New and old machine-learning tools are helping scientists sift through the flood of research produced on COVID-19.
Why it matters: The coronavirus pandemic has led to an unprecedented wave of scientific publications on every aspect of the virus and potential treatments.
- But without better tools to pick out meaningful research, it's too easy to miss the science that matters — or be misled by headline-grabbing papers that turn out to be wrong.
By the numbers: According to the COVID-19 Primer, a public dashboard created by the machine-learning company Primer AI, researchers had published 27,569 papers about COVID-19 as of June 17.

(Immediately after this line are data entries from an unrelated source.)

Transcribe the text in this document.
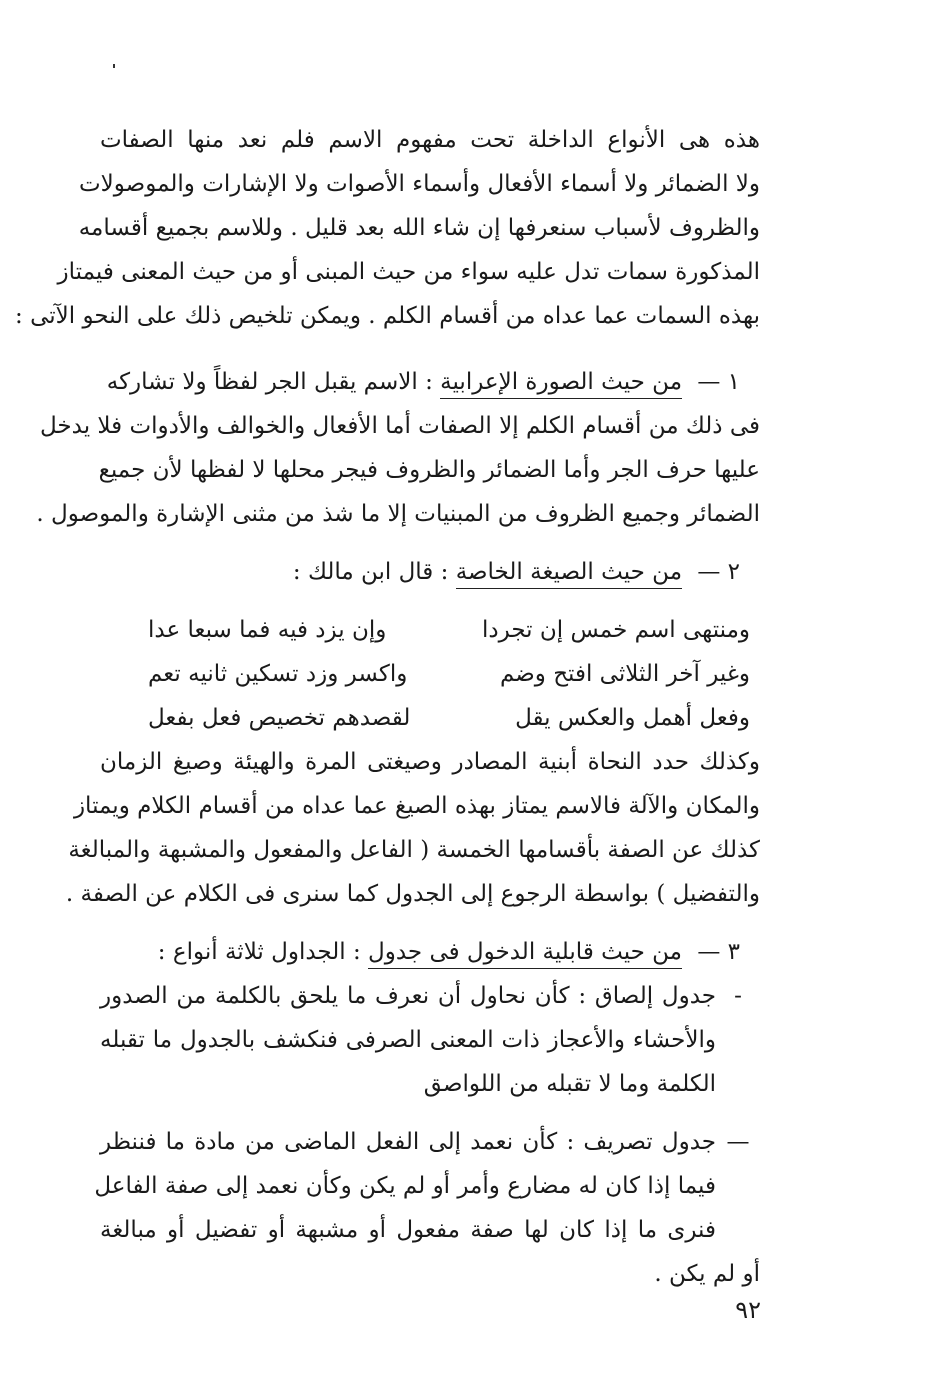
هذه هى الأنواع الداخلة تحت مفهوم الاسم فلم نعد منها الصفات
ولا الضمائر ولا أسماء الأفعال وأسماء الأصوات ولا الإشارات والموصولات
والظروف لأسباب سنعرفها إن شاء الله بعد قليل . وللاسم بجميع أقسامه
المذكورة سمات تدل عليه سواء من حيث المبنى أو من حيث المعنى فيمتاز
بهذه السمات عما عداه من أقسام الكلم . ويمكن تلخيص ذلك على النحو الآتى :
١ — من حيث الصورة الإعرابية : الاسم يقبل الجر لفظاً ولا تشاركه
فى ذلك من أقسام الكلم إلا الصفات أما الأفعال والخوالف والأدوات فلا يدخل
عليها حرف الجر وأما الضمائر والظروف فيجر محلها لا لفظها لأن جميع
الضمائر وجميع الظروف من المبنيات إلا ما شذ من مثنى الإشارة والموصول .
٢ — من حيث الصيغة الخاصة : قال ابن مالك :
ومنتهى اسم خمس إن تجردا
وإن يزد فيه فما سبعا عدا
وغير آخر الثلاثى افتح وضم
واكسر وزد تسكين ثانيه تعم
وفعل أهمل والعكس يقل
لقصدهم تخصيص فعل بفعل
وكذلك حدد النحاة أبنية المصادر وصيغتى المرة والهيئة وصيغ الزمان
والمكان والآلة فالاسم يمتاز بهذه الصيغ عما عداه من أقسام الكلام ويمتاز
كذلك عن الصفة بأقسامها الخمسة ( الفاعل والمفعول والمشبهة والمبالغة
والتفضيل ) بواسطة الرجوع إلى الجدول كما سنرى فى الكلام عن الصفة .
٣ — من حيث قابلية الدخول فى جدول : الجداول ثلاثة أنواع :
-
جدول إلصاق : كأن نحاول أن نعرف ما يلحق بالكلمة من الصدور
والأحشاء والأعجاز ذات المعنى الصرفى فنكشف بالجدول ما تقبله
الكلمة وما لا تقبله من اللواصق
—
جدول تصريف : كأن نعمد إلى الفعل الماضى من مادة ما فننظر
فيما إذا كان له مضارع وأمر أو لم يكن وكأن نعمد إلى صفة الفاعل
فنرى ما إذا كان لها صفة مفعول أو مشبهة أو تفضيل أو مبالغة
أو لم يكن .
٩٢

- Of those, 21,000 went through the scientific peer review process, meaning that experts in the field have examined the publications and researchers have more confidence in the results. 6,569 are what are known as preprint papers, meaning they were put out to the public before the peer review process.
- "The volume is so great that what's being published on COVID is equal to all the other research that is usually being put on infectious disease as a whole," says Uri Blackman, CEO of GIDEON Informatics, which has put out medical databases since 1992.

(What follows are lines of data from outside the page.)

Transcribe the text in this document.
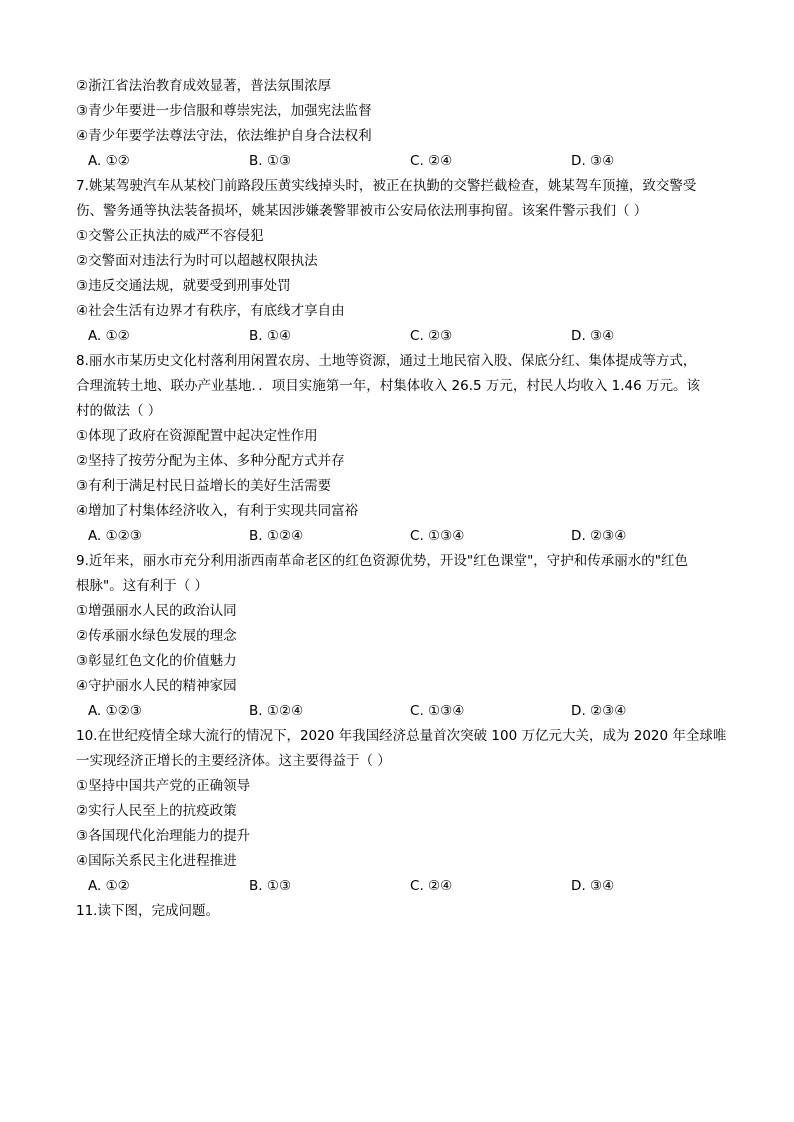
②浙江省法治教育成效显著，普法氛围浓厚
③青少年要进一步信服和尊崇宪法，加强宪法监督
④青少年要学法尊法守法，依法维护自身合法权利
A. ①②	B. ①③	C. ②④	D. ③④
7.姚某驾驶汽车从某校门前路段压黄实线掉头时，被正在执勤的交警拦截检查，姚某驾车顶撞，致交警受
伤、警务通等执法装备损坏，姚某因涉嫌袭警罪被市公安局依法刑事拘留。该案件警示我们（ ）
①交警公正执法的威严不容侵犯
②交警面对违法行为时可以超越权限执法
③违反交通法规，就要受到刑事处罚
④社会生活有边界才有秩序，有底线才享自由
A. ①②	B. ①④	C. ②③	D. ③④
8.丽水市某历史文化村落利用闲置农房、土地等资源，通过土地民宿入股、保底分红、集体提成等方式，
合理流转土地、联办产业基地．．项目实施第一年，村集体收入 26.5 万元，村民人均收入 1.46 万元。该
村的做法（ ）
①体现了政府在资源配置中起决定性作用
②坚持了按劳分配为主体、多种分配方式并存
③有利于满足村民日益增长的美好生活需要
④增加了村集体经济收入，有利于实现共同富裕
A. ①②③	B. ①②④	C. ①③④	D. ②③④
9.近年来，丽水市充分利用浙西南革命老区的红色资源优势，开设"红色课堂"，守护和传承丽水的"红色
根脉"。这有利于（ ）
①增强丽水人民的政治认同
②传承丽水绿色发展的理念
③彰显红色文化的价值魅力
④守护丽水人民的精神家园
A. ①②③	B. ①②④	C. ①③④	D. ②③④
10.在世纪疫情全球大流行的情况下，2020 年我国经济总量首次突破 100 万亿元大关，成为 2020 年全球唯
一实现经济正增长的主要经济体。这主要得益于（ ）
①坚持中国共产党的正确领导
②实行人民至上的抗疫政策
③各国现代化治理能力的提升
④国际关系民主化进程推进
A. ①②	B. ①③	C. ②④	D. ③④
11.读下图，完成问题。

- It is impossible for a human being to keep up with all that science. Even if it only took an average of 15 minutes to read each paper, getting through all of them would require 287 days of nonstop reading, or more than 100 days longer than the outbreak itself.
How it works: That's where machine-learning tools come in.

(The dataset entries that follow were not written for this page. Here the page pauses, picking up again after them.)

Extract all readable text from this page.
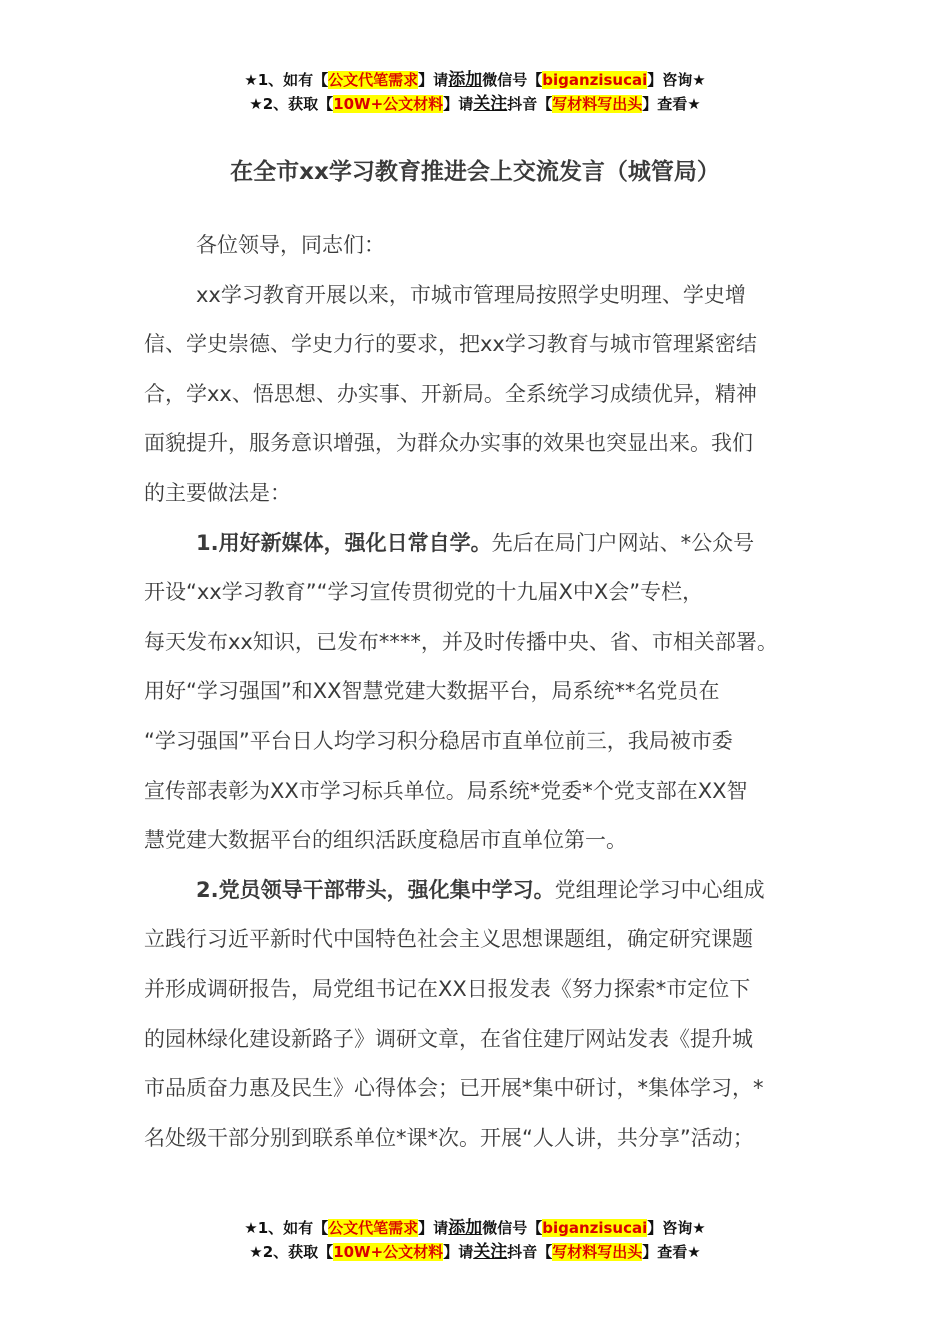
★1、如有【公文代笔需求】请添加微信号【biganzisucai】咨询★
★2、获取【10W+公文材料】请关注抖音【写材料写出头】查看★
在全市xx学习教育推进会上交流发言（城管局）

各位领导，同志们：

xx学习教育开展以来，市城市管理局按照学史明理、学史增
信、学史崇德、学史力行的要求，把xx学习教育与城市管理紧密结
合，学xx、悟思想、办实事、开新局。全系统学习成绩优异，精神
面貌提升，服务意识增强，为群众办实事的效果也突显出来。我们
的主要做法是：

1.用好新媒体，强化日常自学。先后在局门户网站、*公众号
开设“xx学习教育”“学习宣传贯彻党的十九届X中X会”专栏，
每天发布xx知识，已发布****，并及时传播中央、省、市相关部署。
用好“学习强国”和XX智慧党建大数据平台，局系统**名党员在
“学习强国”平台日人均学习积分稳居市直单位前三，我局被市委
宣传部表彰为XX市学习标兵单位。局系统*党委*个党支部在XX智
慧党建大数据平台的组织活跃度稳居市直单位第一。

2.党员领导干部带头，强化集中学习。党组理论学习中心组成
立践行习近平新时代中国特色社会主义思想课题组，确定研究课题
并形成调研报告，局党组书记在XX日报发表《努力探索*市定位下
的园林绿化建设新路子》调研文章，在省住建厅网站发表《提升城
市品质奋力惠及民生》心得体会；已开展*集中研讨，*集体学习，*
名处级干部分别到联系单位*课*次。开展“人人讲，共分享”活动；

★1、如有【公文代笔需求】请添加微信号【biganzisucai】咨询★
★2、获取【10W+公文材料】请关注抖音【写材料写出头】查看★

- While current AI can't understand a scientific paper in the way that a trained human being can, it is capable of categorizing and ordering it in a way that reveals useful patterns. And it can do so much quicker than any human being can.
- The COVID-19 Primer takes in news articles and social media interactions that reference papers and their authors, which allows a user to quickly see which papers are getting the most attention from experts and average people alike.
- Papers can also be sorted through research categories like "patient and medical care" or "forecasts and modeling," and the algorithms behind the tool can also identify topics of interest that emerge from the entire corpus of research.
The catch: There are still major limits to AI's ability to actually comprehend written text of any kind, including scientific publications. That means the COVID-19 Primer and similar tools can't tell you the real value of any individual paper, just how it's being received in the news and on social media.
- In fact, says Amy Heineike of Prime AI, "the most shared papers are the most controversial ones." She notes that the second-most-shared paper since the start of the outbreak was a preprint publication from the end of January arguing the novel coronavirus appeared to contain genes from the HIV virus, with the implication that the virus was deliberately engineered.
- The paper — which like all preprints wasn't peer reviewed — was quickly torn apart by experts online, and was withdrawn by its authors just a few days after it was posted. But 20% of the tweets about the paper were posted in the days and weeks after its withdrawal, which was seen by many online as evidence of a conspiracy to suppress its conclusions.
The bottom line: Science is moving faster than ever on COVID-19, and AI can be a valuable tool to making sense of it all. But machines can't yet be a replacement for human judgment.